Ouders hebben een bepaalde hulpvraag met betrekking tot hun kind. De school heeft soms dezelfde, soms een andere. Bij oudere kinderen leunen die hulpvragen niet altijd aan bij wat zij zelf ervaren. En misschien zien wij als therapeut ook wel nog andere 'problemen'. Daar hoor je't al. Vaak begint therapie met een probleem. Ah ja, anders zou het kind hier niet zitten, toch? Een voorbeeldje (helemaal fictief trouwens, geen referentie naar gekende casussen). Soms start iets met een eenduidige therapievraag zoals schrijftherapie en verbeteren van communicatieve vaardigheden. Het kind heeft moeite met schrijfmotoriek, of met lettervorming, of met schrijftempo,... Laten we daarmee aan de slag gaan. Tegelijk oefent de logopedist op het communicatieve aspect. Beiden starten we met datgene wat in het verslag staat. En dan... Het kind wilt niet meekomen naar het therapielokaal. Het schreeuwt alles bij elkaar, weent, is helemaal over zijn of haar toeren. Oké, luidop nadenken: 'misschien betert het wel na enkele keren, nu nog even volhouden en het kind dan maar zo meenemen' of 'we nemen mama gewoon mee in therapie, misschien gaat het dan beter' of 'ohjee, wat is dit, dat kind kwam voor schrijven, maar zo kan ik daar toch niet mee schrijven?' en tot slot 'da's toch niks voor mij als ergotherapeut, heeft die niet anders nodig?'. Je kan heel wat denken, maar wat duidelijk is is dat ik niet aan dat schrijven zal kunnen werken, toch niet op deze manier. Hetzelfde verhaal voor mijn collega, die op dezelfde weerstand stuit. Wat nu? Geen therapie dan maar?
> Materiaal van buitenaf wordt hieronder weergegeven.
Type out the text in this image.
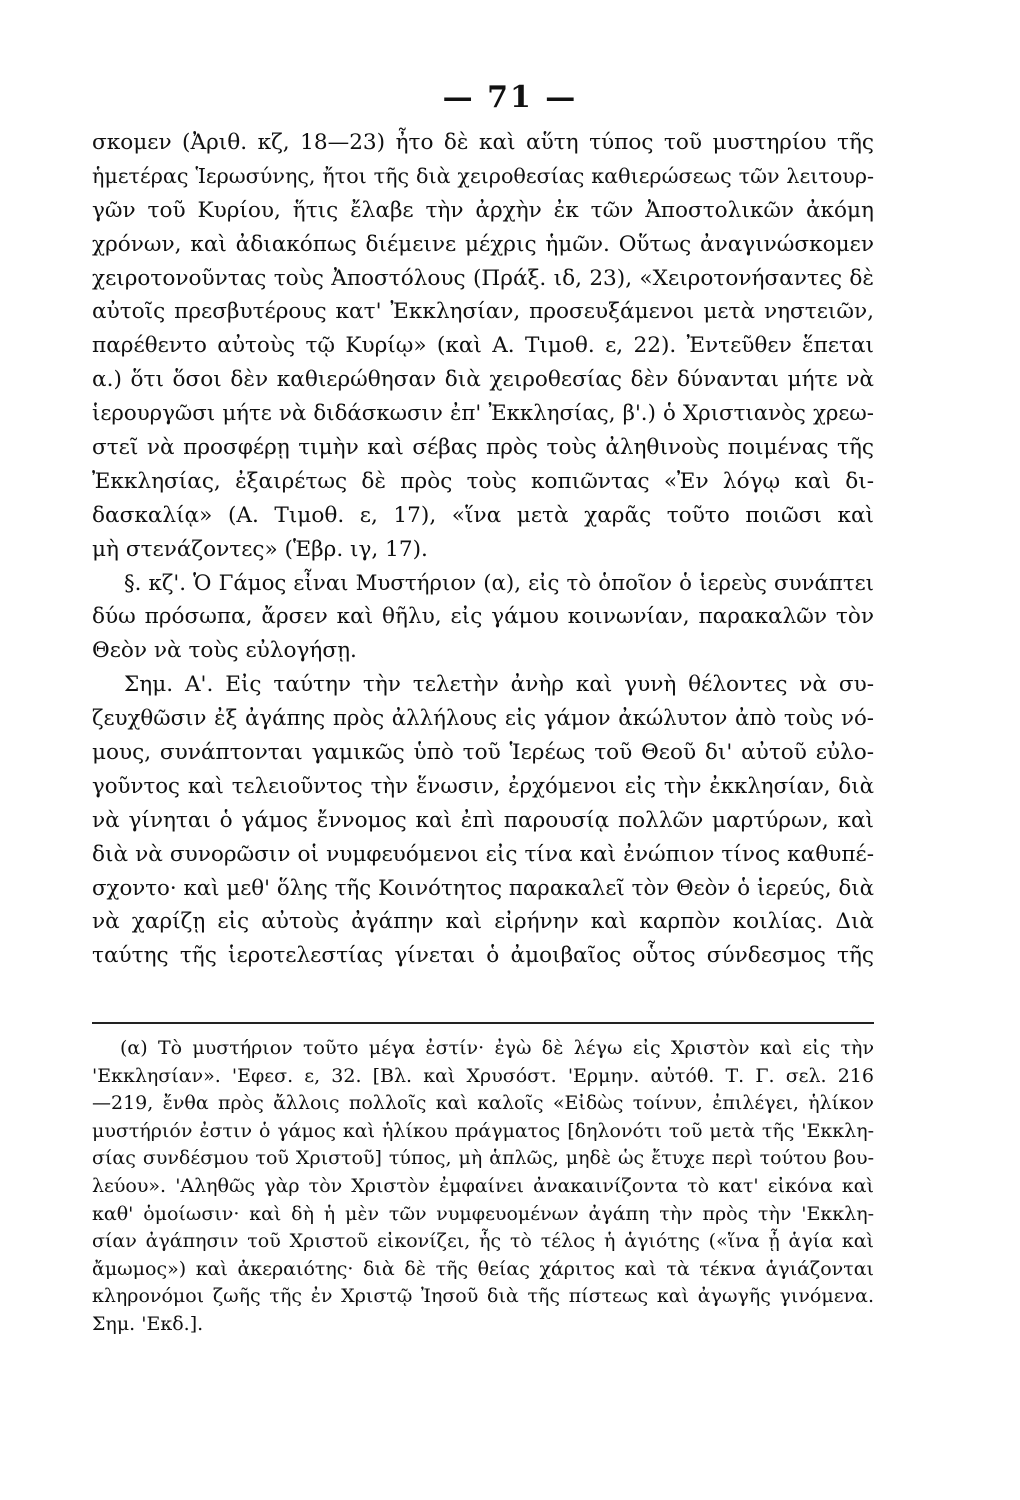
— 71 —
σκομεν (Ἀριθ. κζ, 18—23) ἦτο δὲ καὶ αὕτη τύπος τοῦ μυστηρίου τῆς
ἡμετέρας Ἱερωσύνης, ἤτοι τῆς διὰ χειροθεσίας καθιερώσεως τῶν λειτουρ-
γῶν τοῦ Κυρίου, ἥτις ἔλαβε τὴν ἀρχὴν ἐκ τῶν Ἀποστολικῶν ἀκόμη
χρόνων, καὶ ἀδιακόπως διέμεινε μέχρις ἡμῶν. Οὕτως ἀναγινώσκομεν
χειροτονοῦντας τοὺς Ἀποστόλους (Πράξ. ιδ, 23), «Χειροτονήσαντες δὲ
αὐτοῖς πρεσβυτέρους κατ' Ἐκκλησίαν, προσευξάμενοι μετὰ νηστειῶν,
παρέθεντο αὐτοὺς τῷ Κυρίῳ» (καὶ Α. Τιμοθ. ε, 22). Ἐντεῦθεν ἕπεται
α.) ὅτι ὅσοι δὲν καθιερώθησαν διὰ χειροθεσίας δὲν δύνανται μήτε νὰ
ἱερουργῶσι μήτε νὰ διδάσκωσιν ἐπ' Ἐκκλησίας, β'.) ὁ Χριστιανὸς χρεω-
στεῖ νὰ προσφέρῃ τιμὴν καὶ σέβας πρὸς τοὺς ἀληθινοὺς ποιμένας τῆς
Ἐκκλησίας, ἐξαιρέτως δὲ πρὸς τοὺς κοπιῶντας «Ἐν λόγῳ καὶ δι-
δασκαλίᾳ» (Α. Τιμοθ. ε, 17), «ἵνα μετὰ χαρᾶς τοῦτο ποιῶσι καὶ
μὴ στενάζοντες» (Ἑβρ. ιγ, 17).
§. κζ'. Ὁ Γάμος εἶναι Μυστήριον (α), εἰς τὸ ὁποῖον ὁ ἱερεὺς συνάπτει
δύω πρόσωπα, ἄρσεν καὶ θῆλυ, εἰς γάμου κοινωνίαν, παρακαλῶν τὸν
Θεὸν νὰ τοὺς εὐλογήσῃ.
Σημ. Α'. Εἰς ταύτην τὴν τελετὴν ἀνὴρ καὶ γυνὴ θέλοντες νὰ συ-
ζευχθῶσιν ἐξ ἀγάπης πρὸς ἀλλήλους εἰς γάμον ἀκώλυτον ἀπὸ τοὺς νό-
μους, συνάπτονται γαμικῶς ὑπὸ τοῦ Ἱερέως τοῦ Θεοῦ δι' αὐτοῦ εὐλο-
γοῦντος καὶ τελειοῦντος τὴν ἕνωσιν, ἐρχόμενοι εἰς τὴν ἐκκλησίαν, διὰ
νὰ γίνηται ὁ γάμος ἔννομος καὶ ἐπὶ παρουσίᾳ πολλῶν μαρτύρων, καὶ
διὰ νὰ συνορῶσιν οἱ νυμφευόμενοι εἰς τίνα καὶ ἐνώπιον τίνος καθυπέ-
σχοντο· καὶ μεθ' ὅλης τῆς Κοινότητος παρακαλεῖ τὸν Θεὸν ὁ ἱερεύς, διὰ
νὰ χαρίζῃ εἰς αὐτοὺς ἀγάπην καὶ εἰρήνην καὶ καρπὸν κοιλίας. Διὰ
ταύτης τῆς ἱεροτελεστίας γίνεται ὁ ἀμοιβαῖος οὗτος σύνδεσμος τῆς
(α) Τὸ μυστήριον τοῦτο μέγα ἐστίν· ἐγὼ δὲ λέγω εἰς Χριστὸν καὶ εἰς τὴν
'Εκκλησίαν». 'Εφεσ. ε, 32. [Βλ. καὶ Χρυσόστ. 'Ερμην. αὐτόθ. Τ. Γ. σελ. 216
—219, ἔνθα πρὸς ἄλλοις πολλοῖς καὶ καλοῖς «Εἰδὼς τοίνυν, ἐπιλέγει, ἡλίκον
μυστήριόν ἐστιν ὁ γάμος καὶ ἡλίκου πράγματος [δηλονότι τοῦ μετὰ τῆς 'Εκκλη-
σίας συνδέσμου τοῦ Χριστοῦ] τύπος, μὴ ἁπλῶς, μηδὲ ὡς ἔτυχε περὶ τούτου βου-
λεύου». 'Αληθῶς γὰρ τὸν Χριστὸν ἐμφαίνει ἀνακαινίζοντα τὸ κατ' εἰκόνα καὶ
καθ' ὁμοίωσιν· καὶ δὴ ἡ μὲν τῶν νυμφευομένων ἀγάπη τὴν πρὸς τὴν 'Εκκλη-
σίαν ἀγάπησιν τοῦ Χριστοῦ εἰκονίζει, ἧς τὸ τέλος ἡ ἁγιότης («ἵνα ᾖ ἁγία καὶ
ἄμωμος») καὶ ἀκεραιότης· διὰ δὲ τῆς θείας χάριτος καὶ τὰ τέκνα ἁγιάζονται
κληρονόμοι ζωῆς τῆς ἐν Χριστῷ Ἰησοῦ διὰ τῆς πίστεως καὶ ἀγωγῆς γινόμενα.
Σημ. 'Εκδ.].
Nee hoor. Niet wat mij betreft. Je kan ouders en nog belangrijker kinderen toch niet zomaar aan hun lot overlaten omdat jij als therapeut op deze manier niet aan jouw doelstellingen kan werken? Het is overduidelijk dat dit kind het moeilijk heeft, dan heeft hij of zij toch recht op hulp? En die ouders dan? Zij zitten ongetwijfeld ook met de handen in het haar. Zo komen we bij de clue van mij verhaal: transdisciplinair samenwerken. Dat wilt zeggen dat je over je discipline heen gaat werken. Ik ben opgeleid als ergotherapeut, maar deze casus vraagt meer dan datgene waar ik voor opgeleid ben. Er is een hulpvraag, ik ben beschikbaar voor dit kind en de ouders. Samen met mijn collega's. Want nee, de kennis om hier plotsklaps mee om te gaan had ik aan het begin niet, nu nog niet altijd. Soms zijn casussen zo complex, of wijken ze zo af van het ergotherapie-deel dat ik niet onmiddellijk weet wat ik ermee moet. En da's oké, toch? Dan is het zo belangrijk dat er samengewerkt wordt. Dat ik als beschikbare therapeut, samen met mijn collega die evenzeer ook niet thuis is in dergelijke situaties, informatie, tools en tricks krijg om dit aan te pakken. Om hiermee om te gaan, om af te kunnen wijken van mijn zuivere ergotherapieskills. Dat collega's die hiervoor getraind zijn ons mee op sleeptouw nemen, ons als therapeuten ondersteunen om dit te proberen. Dat wij voelen dat iemand ons meeneemt in dit avontuur en er voor ons is. Zodat wij durven proberen. Durven afwijken.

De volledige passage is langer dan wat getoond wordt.